Maps help me learn. Visualizing historical processes with geographic representations and symbols can help tell different stories and facilitate remembering details about those new stories.

Visualizing the attempts at total geopolitical, cultural, and economic colonization of Africa, beginning in the middle of the 15th century as Arab trading of gold, ivory, and enslaved people transitioned as European nations turned from the "far" East to the south toward Africa, and west across the oceans of the round earth.

This 10:26-second video-map explores and visualizes the colonization of the continent of Africa by the Portuguese, Spanish, Italian, British, Dutch, and French. Produced by Geo History where you will "find map animation videos summarizing historical subjects in a neutral and comprehensive manner. Our videos are relatively short, and aim to provide a global understanding of complex subjects."

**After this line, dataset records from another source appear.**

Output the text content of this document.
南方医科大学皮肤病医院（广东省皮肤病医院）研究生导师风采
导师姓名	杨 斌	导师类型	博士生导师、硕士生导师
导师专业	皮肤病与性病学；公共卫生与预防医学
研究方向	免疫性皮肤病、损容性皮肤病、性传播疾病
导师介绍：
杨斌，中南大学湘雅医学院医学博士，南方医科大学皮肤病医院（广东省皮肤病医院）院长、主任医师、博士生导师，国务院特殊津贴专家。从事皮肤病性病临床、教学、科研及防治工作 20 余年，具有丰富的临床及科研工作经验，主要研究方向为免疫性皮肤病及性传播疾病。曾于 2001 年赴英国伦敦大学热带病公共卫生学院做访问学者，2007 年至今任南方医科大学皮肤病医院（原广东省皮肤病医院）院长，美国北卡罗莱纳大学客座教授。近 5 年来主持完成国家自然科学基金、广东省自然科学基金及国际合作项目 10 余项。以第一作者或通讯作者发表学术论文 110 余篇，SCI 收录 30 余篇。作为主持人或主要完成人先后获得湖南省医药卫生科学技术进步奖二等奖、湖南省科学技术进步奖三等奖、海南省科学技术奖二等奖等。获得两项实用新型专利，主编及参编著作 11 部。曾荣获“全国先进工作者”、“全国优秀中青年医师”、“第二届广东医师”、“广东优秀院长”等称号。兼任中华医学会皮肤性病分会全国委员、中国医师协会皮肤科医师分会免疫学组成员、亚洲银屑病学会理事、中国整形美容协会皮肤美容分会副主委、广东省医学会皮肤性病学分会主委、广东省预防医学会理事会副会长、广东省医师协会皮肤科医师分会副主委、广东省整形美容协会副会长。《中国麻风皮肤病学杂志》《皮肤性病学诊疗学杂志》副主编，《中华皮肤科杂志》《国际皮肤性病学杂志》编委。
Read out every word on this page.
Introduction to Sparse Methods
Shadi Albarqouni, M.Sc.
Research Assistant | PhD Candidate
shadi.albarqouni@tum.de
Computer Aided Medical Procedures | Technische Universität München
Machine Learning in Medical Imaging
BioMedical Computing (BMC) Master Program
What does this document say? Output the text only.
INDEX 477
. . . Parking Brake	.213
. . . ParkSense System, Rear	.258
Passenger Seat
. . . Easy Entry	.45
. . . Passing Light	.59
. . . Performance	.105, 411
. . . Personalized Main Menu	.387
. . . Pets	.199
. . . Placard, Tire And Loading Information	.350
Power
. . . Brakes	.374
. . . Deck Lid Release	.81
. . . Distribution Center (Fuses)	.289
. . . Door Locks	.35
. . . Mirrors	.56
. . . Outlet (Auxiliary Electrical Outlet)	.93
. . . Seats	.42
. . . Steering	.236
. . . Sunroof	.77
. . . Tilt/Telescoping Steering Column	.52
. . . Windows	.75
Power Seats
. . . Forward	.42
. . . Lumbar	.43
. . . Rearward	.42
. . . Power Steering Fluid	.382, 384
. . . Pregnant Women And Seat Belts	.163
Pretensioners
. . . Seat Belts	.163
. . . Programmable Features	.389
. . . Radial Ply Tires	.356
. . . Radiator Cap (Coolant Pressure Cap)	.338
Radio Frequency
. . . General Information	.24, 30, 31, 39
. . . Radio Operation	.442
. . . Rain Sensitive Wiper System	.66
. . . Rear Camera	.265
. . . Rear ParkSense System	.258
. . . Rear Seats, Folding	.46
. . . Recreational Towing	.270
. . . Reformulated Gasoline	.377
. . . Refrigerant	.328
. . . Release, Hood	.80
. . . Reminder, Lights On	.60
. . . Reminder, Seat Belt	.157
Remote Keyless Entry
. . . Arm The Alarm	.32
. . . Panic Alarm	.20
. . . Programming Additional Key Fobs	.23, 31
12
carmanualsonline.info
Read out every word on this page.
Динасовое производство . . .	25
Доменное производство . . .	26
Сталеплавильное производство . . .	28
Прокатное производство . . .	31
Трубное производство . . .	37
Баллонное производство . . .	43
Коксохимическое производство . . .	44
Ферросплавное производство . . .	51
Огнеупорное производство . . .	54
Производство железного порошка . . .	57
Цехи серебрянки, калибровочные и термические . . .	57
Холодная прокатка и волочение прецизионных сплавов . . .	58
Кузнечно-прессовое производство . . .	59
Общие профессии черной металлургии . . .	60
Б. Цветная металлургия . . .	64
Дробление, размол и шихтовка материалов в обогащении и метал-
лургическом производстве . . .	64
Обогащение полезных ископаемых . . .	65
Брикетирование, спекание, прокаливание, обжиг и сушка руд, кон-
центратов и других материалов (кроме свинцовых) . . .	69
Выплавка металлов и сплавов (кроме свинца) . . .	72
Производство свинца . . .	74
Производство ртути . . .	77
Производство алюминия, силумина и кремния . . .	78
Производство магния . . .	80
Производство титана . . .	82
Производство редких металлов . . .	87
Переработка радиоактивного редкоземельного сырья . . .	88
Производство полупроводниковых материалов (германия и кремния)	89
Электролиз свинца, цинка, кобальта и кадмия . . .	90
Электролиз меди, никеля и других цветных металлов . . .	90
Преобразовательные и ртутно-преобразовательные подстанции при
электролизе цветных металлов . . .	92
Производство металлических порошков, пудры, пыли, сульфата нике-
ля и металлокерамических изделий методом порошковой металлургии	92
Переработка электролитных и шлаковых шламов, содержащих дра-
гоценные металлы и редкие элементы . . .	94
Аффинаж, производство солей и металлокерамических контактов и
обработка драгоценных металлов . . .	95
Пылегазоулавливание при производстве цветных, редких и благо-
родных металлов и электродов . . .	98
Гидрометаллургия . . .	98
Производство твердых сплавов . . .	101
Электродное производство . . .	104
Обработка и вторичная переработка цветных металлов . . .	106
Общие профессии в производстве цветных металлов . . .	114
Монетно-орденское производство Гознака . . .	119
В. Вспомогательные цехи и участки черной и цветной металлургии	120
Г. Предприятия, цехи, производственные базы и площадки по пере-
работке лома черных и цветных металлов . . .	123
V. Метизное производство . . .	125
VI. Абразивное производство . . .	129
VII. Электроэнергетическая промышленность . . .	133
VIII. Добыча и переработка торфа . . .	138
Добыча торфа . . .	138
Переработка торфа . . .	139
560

This video mapping reveals the breadth and depth of imperial designs, policies, laws, and cultures, helping to understand what happened, the complex and overlapping relationships between geography and domination, and colonialism as an ongoing process.

All this imperial movement and colonial design, enforced through violence and justified by western philosophy's mental and epistemological divisions of the world, met with massive widespread, organized and spontaneous resistance, rebellions, and revolutions.

The video map narrates post-WWII anti-colonial movements, while these two maps, here and here, give political and visual insight into the resistance to overlapping genocidal European colonial projects.